Can you tell I had the help of a toddler?

Close up of my grocery list
That's pretty much it! Let me know if you have any questions or if anything isn't clear.

Thursday, June 4, 2015

New adventures

I've been meaning to write about this for a while now but something is always coming up. Namely my two little girls are needing my attention. But I still want to do an update about a big change that's happened around here.

I'm now a stay at home mama! My last day of work was June 1st and I'm so excited to have finally been able to start this journey. I really did love my job, it was fun, rewarding, I loved the people I worked for and with and really I got to set my own hours within reason. It was very flexible and I had a good time there. But the day I had Alivia, 2.5 years ago, I knew that I wanted and needed to stay home with her. It wasn't an option at the time so after my measly 12 week maternity leave was up I had to head back to work. My manager offered my a different position that allowed to me work from home most days and that was truly appreciated. While I was still out of the house a lot (because you can't sell homes from home...) I was still able to spend a lot more time at home that I would have sitting in the office. For that I'm so thankful. But, inevitably, she hit certain milestones while I was at work away from home.

Crawling. She crawled for the first time while I was 40 mile away covering a model home community for a co-worker. That sucked. I still remember my husband sending me a video and showing me her crawling over to the stairs where her grandma was sitting. I wish I would have been here when she did that.

Then of course there are the other little things that would pop up. A beautiful day that I wanted to spend outside with her, swimming at the pool was restricted to 2 days a week, going to the library, just sitting on the couch and cuddling her. Not to mention pumping breast milk sucks and it's so much easier just to feed them from the tap lol.

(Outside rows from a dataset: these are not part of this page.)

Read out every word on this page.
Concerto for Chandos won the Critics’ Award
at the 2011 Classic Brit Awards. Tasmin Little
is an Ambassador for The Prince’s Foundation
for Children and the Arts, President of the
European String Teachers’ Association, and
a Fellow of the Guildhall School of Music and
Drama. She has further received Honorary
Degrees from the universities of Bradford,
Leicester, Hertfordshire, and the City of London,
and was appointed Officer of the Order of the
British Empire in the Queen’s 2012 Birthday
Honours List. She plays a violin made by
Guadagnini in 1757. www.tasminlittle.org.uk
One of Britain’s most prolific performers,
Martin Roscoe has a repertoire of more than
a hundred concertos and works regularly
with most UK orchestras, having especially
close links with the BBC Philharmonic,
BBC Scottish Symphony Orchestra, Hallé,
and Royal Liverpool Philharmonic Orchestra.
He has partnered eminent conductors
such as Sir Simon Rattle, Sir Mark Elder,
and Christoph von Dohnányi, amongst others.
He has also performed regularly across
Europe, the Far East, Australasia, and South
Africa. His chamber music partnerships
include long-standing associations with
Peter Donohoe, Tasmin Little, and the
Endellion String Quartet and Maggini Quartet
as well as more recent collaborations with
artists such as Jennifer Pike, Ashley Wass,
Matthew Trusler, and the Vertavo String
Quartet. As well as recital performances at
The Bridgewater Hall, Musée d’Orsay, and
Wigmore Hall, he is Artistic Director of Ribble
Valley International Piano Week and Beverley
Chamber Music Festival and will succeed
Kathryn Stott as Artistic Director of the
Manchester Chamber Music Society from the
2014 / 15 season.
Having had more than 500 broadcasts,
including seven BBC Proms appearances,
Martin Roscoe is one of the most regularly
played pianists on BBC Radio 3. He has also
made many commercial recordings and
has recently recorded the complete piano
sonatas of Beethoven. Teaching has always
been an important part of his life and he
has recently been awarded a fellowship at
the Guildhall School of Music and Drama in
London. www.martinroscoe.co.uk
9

Once I found out I was pregnant with Juliana I knew I didn't want to have them both in daycare and I wanted to be the one to take care of them. My mother in law watched Alivia from the time I went back to work until I went on maternity leave again, so about 2 years. Between her, my husband and myself, and at times my own mother was watching her too, we were able to keep her out of daycare, in the arms of family and save money at the same time. But with two....that's a bit harder for anyone and it wasn't something hubby's mom wanted to take on. If Alivia were already in school part time it would have been easier to work out with family but with a 2.5 year old and a 3 month old that just wasn't going to happen.

I did try going back to work after my leave, hubby was watching both of the girls but it's not what either of us wanted. While he obviously loves our children and enjoys spending time with them, being a stay at home dad wasn't something he wanted to do. And I desperately did. So after giving it some more thought we agreed that me being home with them was the best thing.

And I'm SO EXCITED! I know it's only been a few days but since I was working from home a lot before I've already experienced what it's like being home all day long with both of them. It's certainly not always easy but I love it. I don't know how long I'll be this excited haha but I'm going to embrace it now and enjoy getting to spend a lot more time with my little girls.

This is time you can't get back and I'm glad I'm going to be spending it with them.